O presidente dos EUA, Donald Trump, criticou na quinta-feira os esforços do Congresso para impedi-lo de lançar novos ataques ao Irã sem a aprovação do Congresso e disse que não estava preocupado com a adesão do Senado à Câmara na aprovação de uma resolução visando sua Lei de Poderes de Guerra de 1973.
Em uma breve entrevista por telefone O Independente, Trump disse que “não estava preocupado” depois que a Câmara votou por pouco, um dia antes, para limitar sua legislação.
“É uma perda de tempo inútil e antipatriótica, muito antipatriótica, mas tudo bem – não faz sentido algum”, disse ele.
Ele então acrescentou que “todos” os envolvidos eram “arrogantes”.
As breves observações do presidente intensificaram as duras críticas à votação na Câmara e a quatro membros do seu próprio partido, que se aliaram aos Democratas para promover uma legislação que o oriente a “retirar as Forças Armadas dos Estados Unidos das hostilidades com o Irão” ao abrigo de uma lei pós-Guerra do Vietname concebida para dar ao Congresso mais voz no uso da força militar pelo presidente.
Na quinta-feira anterior, Trump recorreu ao Truth Social para atacar “quatro maus republicanos” – os deputados Tom Barrett do Michigan, Warren Davidson do Ohio, Brian Fitzpatrick da Pensilvânia e Thomas Massie do Kentucky – que se juntaram a 211 membros da oposição no apoio à legislação de autoria do deputado Greg Meeks de Nova Iorque, membro graduado da Comissão dos Negócios Estrangeiros da Câmara.
Ele reclamou que a Câmara “votou para limitar meus poderes de guerra enquanto minhas negociações finais para acabar com a guerra com a República Islâmica do Irã estavam em andamento” e acusou os democratas de serem “motivados pela Síndrome de Perturbação de Trump”, ao dizer que “preferem deixar nosso país falhar do que me dar outra vitória”.
“Esses quatro republicanos, a história é diferente”, disse ele, acrescentando mais tarde que os quatro republicanos eram “argumentadores” que “deveriam ter vergonha de si mesmos”.
Os comentários de Trump surgiram menos de um dia depois de a Câmara dos Representantes ter votado com sucesso pela quarta vez a invocação da Lei dos Poderes de Guerra contra o Irão.
Segundo a lei da era Nixon, o presidente deve retirar as tropas no prazo de 60 dias após um combate militar, a menos que o Congresso declare guerra ou autorize o uso da força.
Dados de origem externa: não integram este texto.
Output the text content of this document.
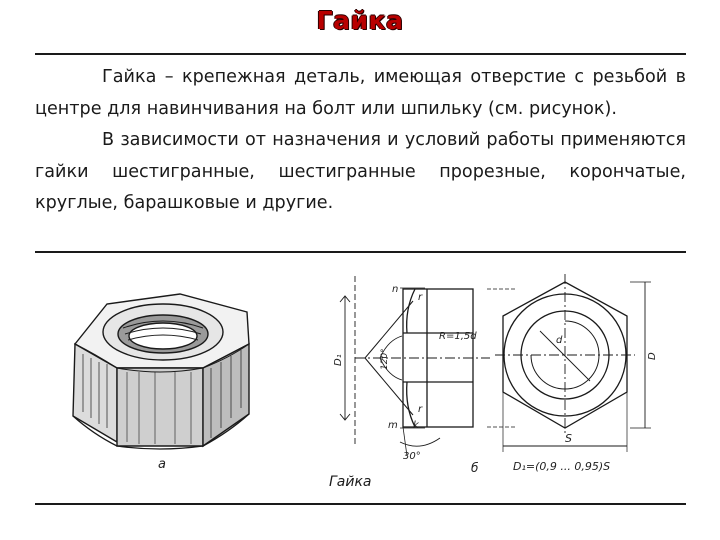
Гайка

Гайка – крепежная деталь, имеющая отверстие с резьбой в центре для навинчивания на болт или шпильку (см. рисунок).

В зависимости от назначения и условий работы применяются гайки шестигранные, шестигранные прорезные, корончатые, круглые, барашковые и другие.

а
n
r
R=1,5d
D₁	120°
r
m k
30°
d
D
S
б	D₁=(0,9 ... 0,95)S
Гайка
O presidente também deve notificar o Congresso no prazo de 48 dias após o envio das forças armadas.
A votação ocorre num momento em que Trump minimiza a importância de novos combates entre os Estados Unidos e o Irão, ao mesmo tempo que o presidente insiste que um cessar-fogo permanece em vigor e que as conversações para pôr fim ao conflito continuam.
Falando aos jornalistas numa conferência de imprensa improvisada no Salão Oval, na tarde de quarta-feira, Trump rejeitou questões sobre se o incómodo cessar-fogo com o Irão continuava, sugerindo que a definição de cessar-fogo diferia em todo o Médio Oriente.
Questionado sobre se o cessar-fogo ainda estava em vigor depois do Irão ter disparado mísseis contra alvos no Kuwait, Trump respondeu que havia “razões” para a troca de tiros.
“Estamos atingindo-os com bastante força, um pouco… mas alguns diriam que estão um pouco indignados porque estamos tomando medidas fortes por diferentes razões, então eles estão retribuindo”, disse ele.
“Sabe, é uma parte diferente do mundo. Eu diria que naquele lugar, quando você atira de forma mais suave, há um cessar-fogo.”